I’m on a crying jag; I’ve a lot going on, and it keeps hitting me that Philip has died. I can’t even say, “is dead.” And people are kind, and that makes me cry even more. Yesterday I wrote to Lucia, Elizabeth Blue’s mom, “And I am overwhelmed at the moment; Lucia, I miss him so. Sometimes I feel like I’m being slowly strangled. I try to remind myself that the moment when I face death I’m going to think it all went so quickly, so let me love my son where he is and my daughter where she is. None of us are here forever. But when I miss him like this, that’s exactly what it feels like. “ And in the worst possible sense.
Which brings me back to Elizabeth Blue’s incredibly prescient and powerful, “Bird’s Nest.” In part:
“Five days ago I watched two birds mate.
Yesterday I watched as they began
in unison
to build their nest.
Today it occurs to me
that I will be gone
by the time they lay eggs
and the eggs make way
for the new life
within them.
Today it occurs to me that I will be gone
The lines between body and land have blurred
and the land will miss my body.
Perhaps it will be lonely
I think it will weep.
I think it will miss me
more than my mind or body
could miss it,”
Reading that poem is like watching Elizabeth discovering something, and what a something. Nature has much to teach us, if we pay attention. How often we don’t because we’re so busy thinking, as if thinking is going to solve our problem when it mostly is our problem. The mind, it is said, is a wonderful servant, but a terrible master.
Elizabeth recognized that maybe the world needs us more than we need it. How different from raging at death because this goddamn world gets to go on while we or those we love do not. But what is the world, if we are not there to witness is? A world of form requires our recognition. It’s such a big place, this world, such an overwhelming place. And the terror of death is that we’re leaving it behind, and it still gets to be, while we turn to dust. Or does it?
Life is relentless. Death isn’t enough to stop it, but it’s more than enough to wreck those of us who are here to witness it. This is what I mean: maybe death is forcing us to confront just what we think Life is. Forcing us, because we don’t like to think about death. And if we don’t think about death we will become shallow and brittle because nothing will matter except what we look like, what we have, whatever is external to us, whatever draws us farther from ourselves.

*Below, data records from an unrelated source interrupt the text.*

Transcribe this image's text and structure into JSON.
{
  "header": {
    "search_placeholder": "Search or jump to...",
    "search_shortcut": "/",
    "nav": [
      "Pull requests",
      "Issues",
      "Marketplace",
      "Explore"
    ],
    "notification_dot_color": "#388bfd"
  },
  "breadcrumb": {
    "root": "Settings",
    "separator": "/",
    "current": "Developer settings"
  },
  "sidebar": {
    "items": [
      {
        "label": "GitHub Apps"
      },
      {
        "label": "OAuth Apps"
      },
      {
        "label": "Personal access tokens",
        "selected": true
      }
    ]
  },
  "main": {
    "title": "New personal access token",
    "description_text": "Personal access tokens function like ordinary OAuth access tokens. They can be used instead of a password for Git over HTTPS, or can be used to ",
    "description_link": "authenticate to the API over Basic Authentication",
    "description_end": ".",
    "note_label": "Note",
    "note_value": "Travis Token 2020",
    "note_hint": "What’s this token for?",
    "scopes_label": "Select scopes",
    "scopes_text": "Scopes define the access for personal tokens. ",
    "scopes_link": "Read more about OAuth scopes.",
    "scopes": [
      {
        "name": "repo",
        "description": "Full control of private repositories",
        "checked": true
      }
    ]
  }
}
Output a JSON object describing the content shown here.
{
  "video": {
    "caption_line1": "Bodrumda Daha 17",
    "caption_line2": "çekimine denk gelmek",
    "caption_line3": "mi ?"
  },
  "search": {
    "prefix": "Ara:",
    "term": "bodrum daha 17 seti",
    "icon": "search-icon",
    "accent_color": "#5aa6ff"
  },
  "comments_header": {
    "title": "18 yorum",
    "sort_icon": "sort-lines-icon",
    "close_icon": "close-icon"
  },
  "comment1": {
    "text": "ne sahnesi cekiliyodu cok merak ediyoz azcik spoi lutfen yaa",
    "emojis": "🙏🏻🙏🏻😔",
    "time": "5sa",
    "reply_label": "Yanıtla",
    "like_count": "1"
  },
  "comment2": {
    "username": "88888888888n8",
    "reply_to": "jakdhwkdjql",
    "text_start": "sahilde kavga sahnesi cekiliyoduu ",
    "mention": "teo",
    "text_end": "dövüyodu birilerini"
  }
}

I am aching, aching for Philip. Try telling that part of me that, “Death isn’t enough to stop it.” But there’s another part of me that’s struggling with faith and acceptance and the certainty that there’s something else going on, stuggling to understand it and articulate it in a meaningful way. And there is my constant communication with Philip, who is there for me in a very real way, and who’s been teaching me things always.
I was never afraid of childbirth. In high school I’d tell my friends, “I’ll have the babies, but you have to raise them.” Back then, I didn’t much like kids, couldn’t imagine even liking my own. But labor seemed like an act of bravery, a jump into the void; confronting the uncontrollable, wondering if I’d come out the other side.
When I was pregnant, I felt the same (about labor – not kids). My kids were born at home with no doctors telling me what to do, no fetal monitors strapped around me, no someone I didn’t trust directing me. I was searching for authenticity through my femininity, and what could be more feminine than giving birth? I wanted to deliver my child with the help of a midwife who trusted that my body could do what it was supposed to, and who knew what to do if it didn’t. I wanted a woman to help me give birth, one who had borne a child of her own. Barbara, my midwife, turned out to be that person.
Since attitude is supposed to affect experience, I thought my good one meant labor wouldn’t hurt too much. I might’ve gone in blind, but at least I went bravely. Labor was ferociously, savagely painful; I was scared. I let loose with moaning and yelling and pleading for Barbara not to leave me. Of course she didn’t leave me. Even when I bit her. I wasn’t in control of what my body was doing, how it was doing it, or the pain I felt. I couldn’t say, “Could we just take a break and rest for a few minutes please?” Labor is the relentless force of Life as it takes shape, and in those terrible moments I realized there was no way out but through.
That’s what Philip taught me during his birth, and what he’s trying to teach me through his death. Thing is, when labor ended my son was born, the pain was gone, and every second of it was worth it. What of Philip’s death, then? What kind of “end” could there be; what do I get to hold in my arms, what will ever make me say this pain was worth it? I’ve been told now it’s me that’s being born. It’s not enough. I feel less than I ever was without him here because he took a part of me with him when he went.
He brought me full circle, this child of mine. See, I understand why women choose not to feel that pain. But had I chosen differently, I would not have had his guidance then, and I wouldn’t have been able to see that he’s helping me now. Because I do see it, even if I don’t always accept it.